DAVINCI+ is a proposed mission of NASA to study the atmosphere and surface of Venus by descending a probe into the planet’s thick atmosphere. In the past, atmospheric probes and landers have been flown by both the United States (Pioneer program) and more extensively by the Soviet Union (Venera and VeGa programs). Although more recent probes have been studying Venus from orbit, DAVINCI+ will be the first probe to enter Venus’ atmosphere since VeGa did in June 1985. 

DAVINCI+ was a revival of an earlier, similar project proposal with the name DAVINCI, which had a similar mission profile and design. The design of the DAVINCI+ probe has likely not yet been frozen, however early renders indicate that the probe will use two parachutes, featuring a disc-gap-band, to slow down the capsule during its hour-long descent. [42, 43]

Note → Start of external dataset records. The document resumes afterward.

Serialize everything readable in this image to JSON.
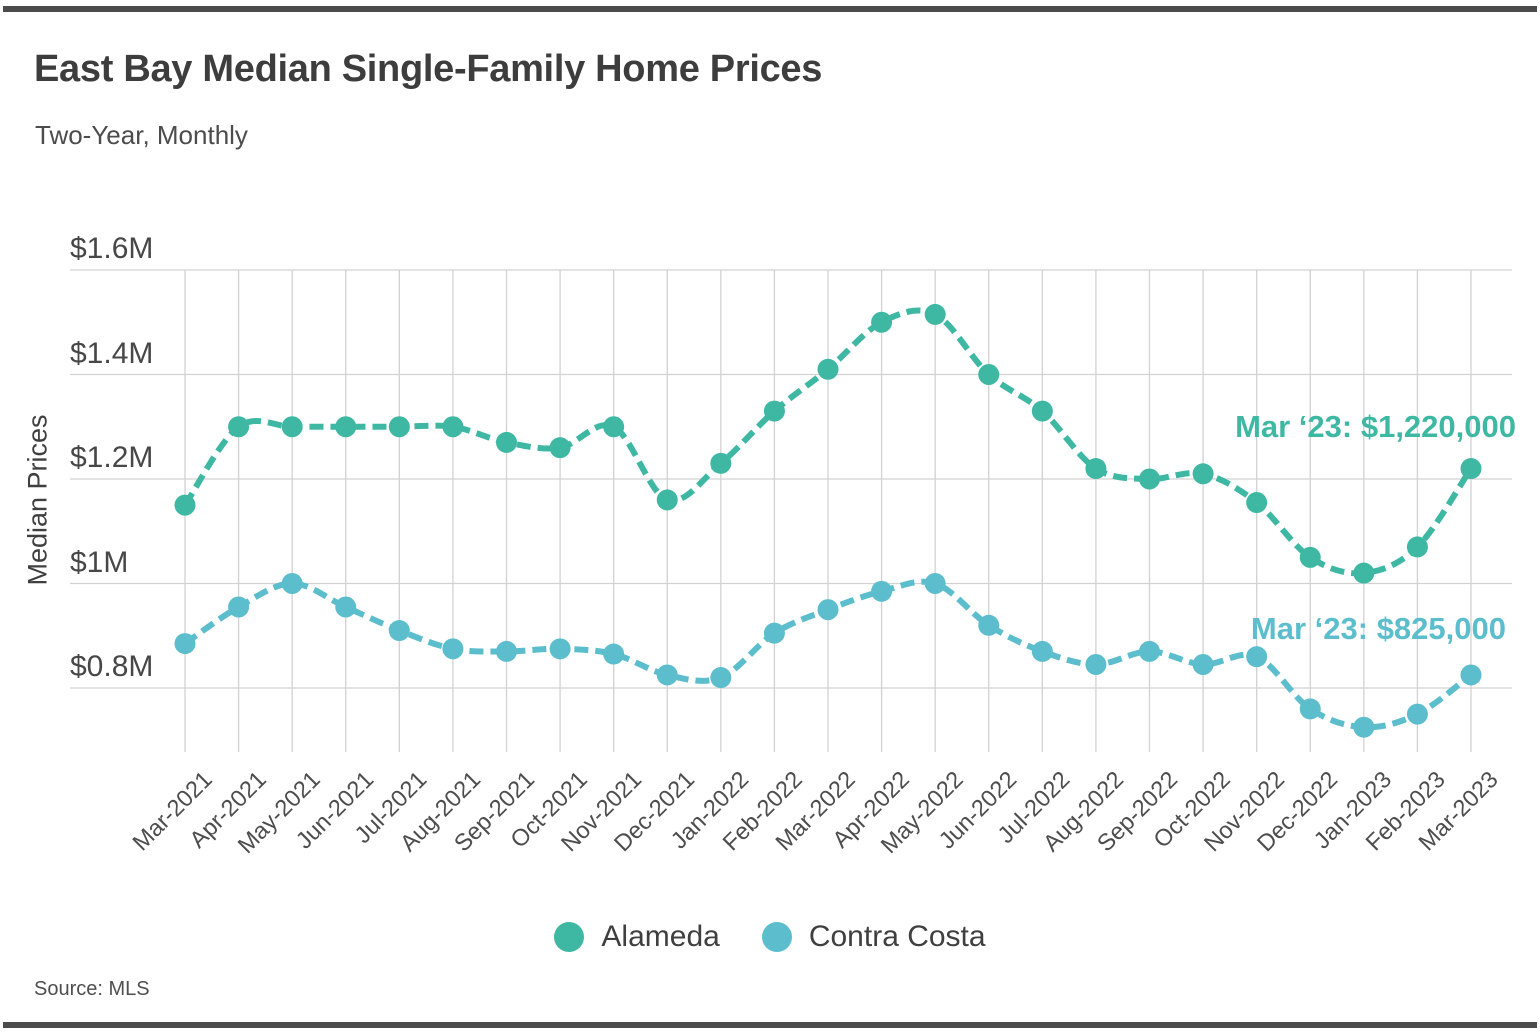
{
  "header": {
    "title": "East Bay Median Single-Family Home Prices",
    "subtitle": "Two-Year, Monthly"
  },
  "source": "Source: MLS",
  "frame": {
    "border_color": "#4b4b4b"
  },
  "chart_data": {
    "type": "line",
    "title": "East Bay Median Single-Family Home Prices",
    "subtitle": "Two-Year, Monthly",
    "xlabel": "",
    "ylabel": "Median Prices",
    "unit": "USD millions",
    "grid": true,
    "line_style": "dashed",
    "markers": true,
    "legend_position": "bottom",
    "ylim": [
      0.68,
      1.6
    ],
    "y_ticks": [
      {
        "label": "$1.6M",
        "value": 1.6
      },
      {
        "label": "$1.4M",
        "value": 1.4
      },
      {
        "label": "$1.2M",
        "value": 1.2
      },
      {
        "label": "$1M",
        "value": 1.0
      },
      {
        "label": "$0.8M",
        "value": 0.8
      }
    ],
    "x_categories": [
      "Mar-2021",
      "Apr-2021",
      "May-2021",
      "Jun-2021",
      "Jul-2021",
      "Aug-2021",
      "Sep-2021",
      "Oct-2021",
      "Nov-2021",
      "Dec-2021",
      "Jan-2022",
      "Feb-2022",
      "Mar-2022",
      "Apr-2022",
      "May-2022",
      "Jun-2022",
      "Jul-2022",
      "Aug-2022",
      "Sep-2022",
      "Oct-2022",
      "Nov-2022",
      "Dec-2022",
      "Jan-2023",
      "Feb-2023",
      "Mar-2023"
    ],
    "series": [
      {
        "name": "Alameda",
        "color": "#3fb8a3",
        "values": [
          1.15,
          1.3,
          1.3,
          1.3,
          1.3,
          1.3,
          1.27,
          1.26,
          1.3,
          1.16,
          1.23,
          1.33,
          1.41,
          1.5,
          1.515,
          1.4,
          1.33,
          1.22,
          1.2,
          1.21,
          1.155,
          1.05,
          1.02,
          1.07,
          1.22
        ]
      },
      {
        "name": "Contra Costa",
        "color": "#5cbecd",
        "values": [
          0.885,
          0.955,
          1.0,
          0.955,
          0.91,
          0.875,
          0.87,
          0.875,
          0.865,
          0.825,
          0.82,
          0.905,
          0.95,
          0.985,
          1.0,
          0.92,
          0.87,
          0.845,
          0.87,
          0.845,
          0.86,
          0.76,
          0.725,
          0.75,
          0.825
        ]
      }
    ],
    "annotations": [
      {
        "series": "Alameda",
        "text": "Mar ‘23: $1,220,000"
      },
      {
        "series": "Contra Costa",
        "text": "Mar ‘23: $825,000"
      }
    ]
  }
}
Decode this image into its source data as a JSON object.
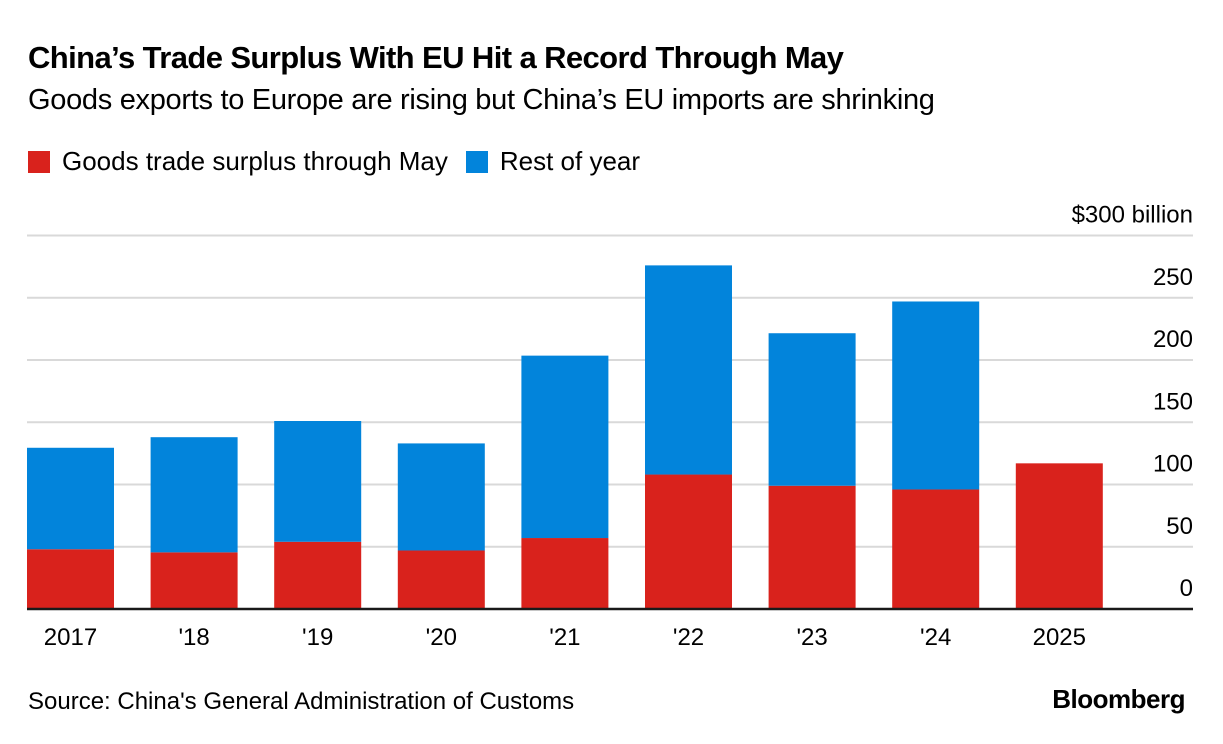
{
  "header": {
    "title": "China’s Trade Surplus With EU Hit a Record Through May",
    "subtitle": "Goods exports to Europe are rising but China’s EU imports are shrinking"
  },
  "footer": {
    "source": "Source: China's General Administration of Customs",
    "brand": "Bloomberg"
  },
  "chart_data": {
    "type": "bar",
    "stacked": true,
    "title": "China’s Trade Surplus With EU Hit a Record Through May",
    "subtitle": "Goods exports to Europe are rising but China’s EU imports are shrinking",
    "xlabel": "",
    "ylabel": "$ billion",
    "ylim": [
      0,
      300
    ],
    "yticks": [
      0,
      50,
      100,
      150,
      200,
      250,
      300
    ],
    "ytick_labels": [
      "0",
      "50",
      "100",
      "150",
      "200",
      "250",
      "$300 billion"
    ],
    "y_axis_side": "right",
    "grid": true,
    "legend_position": "top-left",
    "categories": [
      "2017",
      "'18",
      "'19",
      "'20",
      "'21",
      "'22",
      "'23",
      "'24",
      "2025"
    ],
    "series": [
      {
        "name": "Goods trade surplus through May",
        "color": "#D9221C",
        "values": [
          48,
          45.5,
          54,
          47,
          57,
          108,
          99,
          96,
          117
        ]
      },
      {
        "name": "Rest of year",
        "color": "#0284DB",
        "values": [
          81.5,
          92.5,
          97,
          86,
          146.5,
          168,
          122.5,
          151,
          null
        ]
      }
    ],
    "totals": [
      129.5,
      138,
      151,
      133,
      203.5,
      276,
      221.5,
      247,
      117
    ]
  }
}
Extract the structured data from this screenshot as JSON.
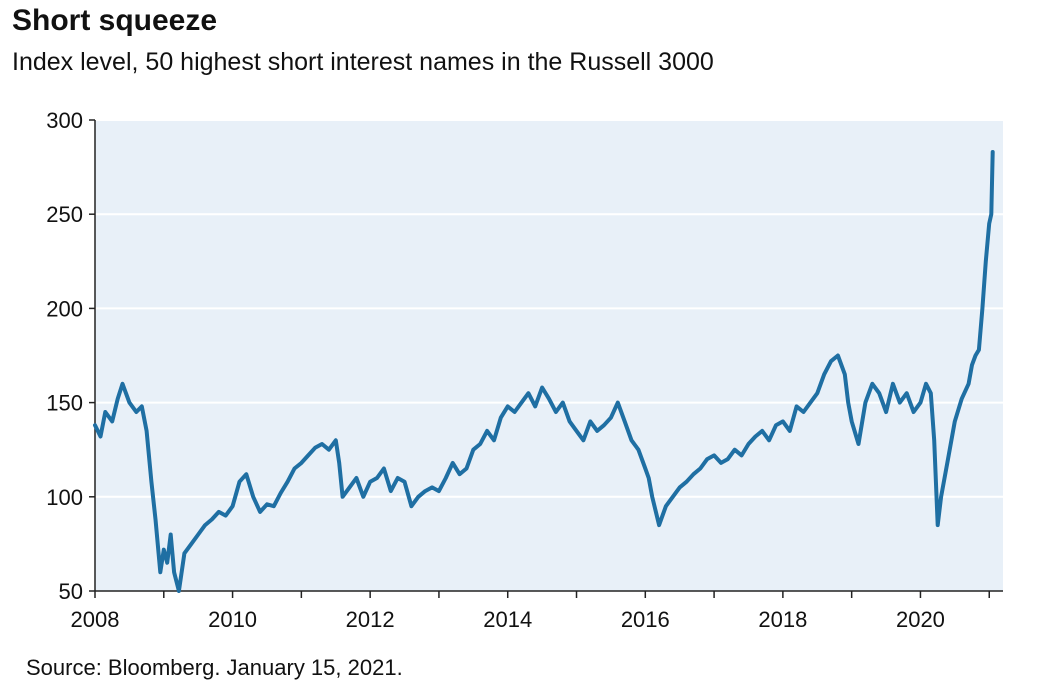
{
  "header": {
    "title": "Short squeeze",
    "subtitle": "Index level, 50 highest short interest names in the Russell 3000"
  },
  "footer": {
    "source": "Source: Bloomberg. January 15, 2021."
  },
  "colors": {
    "line": "#1f6fa3",
    "plot_background": "#e8f0f8",
    "gridline": "#ffffff",
    "axis": "#222222"
  },
  "chart_data": {
    "type": "line",
    "title": "Short squeeze",
    "subtitle": "Index level, 50 highest short interest names in the Russell 3000",
    "xlabel": "",
    "ylabel": "",
    "xlim": [
      2008,
      2021.2
    ],
    "ylim": [
      50,
      300
    ],
    "x_ticks": [
      2008,
      2010,
      2012,
      2014,
      2016,
      2018,
      2020
    ],
    "x_tick_labels": [
      "2008",
      "2010",
      "2012",
      "2014",
      "2016",
      "2018",
      "2020"
    ],
    "y_ticks": [
      50,
      100,
      150,
      200,
      250,
      300
    ],
    "y_tick_labels": [
      "50",
      "100",
      "150",
      "200",
      "250",
      "300"
    ],
    "grid": "horizontal",
    "legend": "none",
    "series": [
      {
        "x": [
          2008.0,
          2008.08,
          2008.15,
          2008.25,
          2008.33,
          2008.4,
          2008.5,
          2008.6,
          2008.68,
          2008.75,
          2008.82,
          2008.88,
          2008.95,
          2009.0,
          2009.05,
          2009.1,
          2009.15,
          2009.22,
          2009.3,
          2009.4,
          2009.5,
          2009.6,
          2009.7,
          2009.8,
          2009.9,
          2010.0,
          2010.1,
          2010.2,
          2010.3,
          2010.4,
          2010.5,
          2010.6,
          2010.7,
          2010.8,
          2010.9,
          2011.0,
          2011.1,
          2011.2,
          2011.3,
          2011.4,
          2011.5,
          2011.55,
          2011.6,
          2011.7,
          2011.8,
          2011.9,
          2012.0,
          2012.1,
          2012.2,
          2012.3,
          2012.4,
          2012.5,
          2012.6,
          2012.7,
          2012.8,
          2012.9,
          2013.0,
          2013.1,
          2013.2,
          2013.3,
          2013.4,
          2013.5,
          2013.6,
          2013.7,
          2013.8,
          2013.9,
          2014.0,
          2014.1,
          2014.2,
          2014.3,
          2014.4,
          2014.5,
          2014.6,
          2014.7,
          2014.8,
          2014.9,
          2015.0,
          2015.1,
          2015.2,
          2015.3,
          2015.4,
          2015.5,
          2015.6,
          2015.7,
          2015.8,
          2015.9,
          2016.0,
          2016.05,
          2016.1,
          2016.2,
          2016.3,
          2016.4,
          2016.5,
          2016.6,
          2016.7,
          2016.8,
          2016.9,
          2017.0,
          2017.1,
          2017.2,
          2017.3,
          2017.4,
          2017.5,
          2017.6,
          2017.7,
          2017.8,
          2017.9,
          2018.0,
          2018.1,
          2018.2,
          2018.3,
          2018.4,
          2018.5,
          2018.6,
          2018.7,
          2018.8,
          2018.9,
          2018.95,
          2019.0,
          2019.1,
          2019.2,
          2019.3,
          2019.4,
          2019.5,
          2019.6,
          2019.7,
          2019.8,
          2019.9,
          2020.0,
          2020.08,
          2020.15,
          2020.2,
          2020.25,
          2020.3,
          2020.4,
          2020.5,
          2020.6,
          2020.7,
          2020.75,
          2020.8,
          2020.85,
          2020.9,
          2020.95,
          2021.0,
          2021.03,
          2021.05
        ],
        "y": [
          138,
          132,
          145,
          140,
          152,
          160,
          150,
          145,
          148,
          135,
          108,
          88,
          60,
          72,
          65,
          80,
          60,
          50,
          70,
          75,
          80,
          85,
          88,
          92,
          90,
          95,
          108,
          112,
          100,
          92,
          96,
          95,
          102,
          108,
          115,
          118,
          122,
          126,
          128,
          125,
          130,
          118,
          100,
          105,
          110,
          100,
          108,
          110,
          115,
          103,
          110,
          108,
          95,
          100,
          103,
          105,
          103,
          110,
          118,
          112,
          115,
          125,
          128,
          135,
          130,
          142,
          148,
          145,
          150,
          155,
          148,
          158,
          152,
          145,
          150,
          140,
          135,
          130,
          140,
          135,
          138,
          142,
          150,
          140,
          130,
          125,
          115,
          110,
          100,
          85,
          95,
          100,
          105,
          108,
          112,
          115,
          120,
          122,
          118,
          120,
          125,
          122,
          128,
          132,
          135,
          130,
          138,
          140,
          135,
          148,
          145,
          150,
          155,
          165,
          172,
          175,
          165,
          150,
          140,
          128,
          150,
          160,
          155,
          145,
          160,
          150,
          155,
          145,
          150,
          160,
          155,
          130,
          85,
          100,
          120,
          140,
          152,
          160,
          170,
          175,
          178,
          200,
          225,
          245,
          250,
          283
        ]
      }
    ]
  }
}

RocketLab plans to launch a privately funded mission to Venus using its Electron launch

vehicle. They are aiming to launch during the 2023 Venus launch window. The mission will use the company’s high energy Photon as a cruise stage and communications relay to bring the atmospheric probe to Venus upon which it will release the probe on a direct entry trajectory. The roughly 20kg probe will not have a parachute or any other deployable of decelerator and will feature an integrated, non-detachable heat shield. The probe will enter through the atmosphere and will take measurements of the cloud layer to determine if it contains substances that are indicative of biological life. Once the probe has passed through the cloud layer it will begin to relay its findings back to the spacecraft in orbit. Due to the lack of any form of method to decelerate the vehicle will impact the surface ballistically and be destroyed. The aim of this mission is to search for signs of life on Venus but also to demonstrate the feasibility of conducting planetary science with small spacecraft.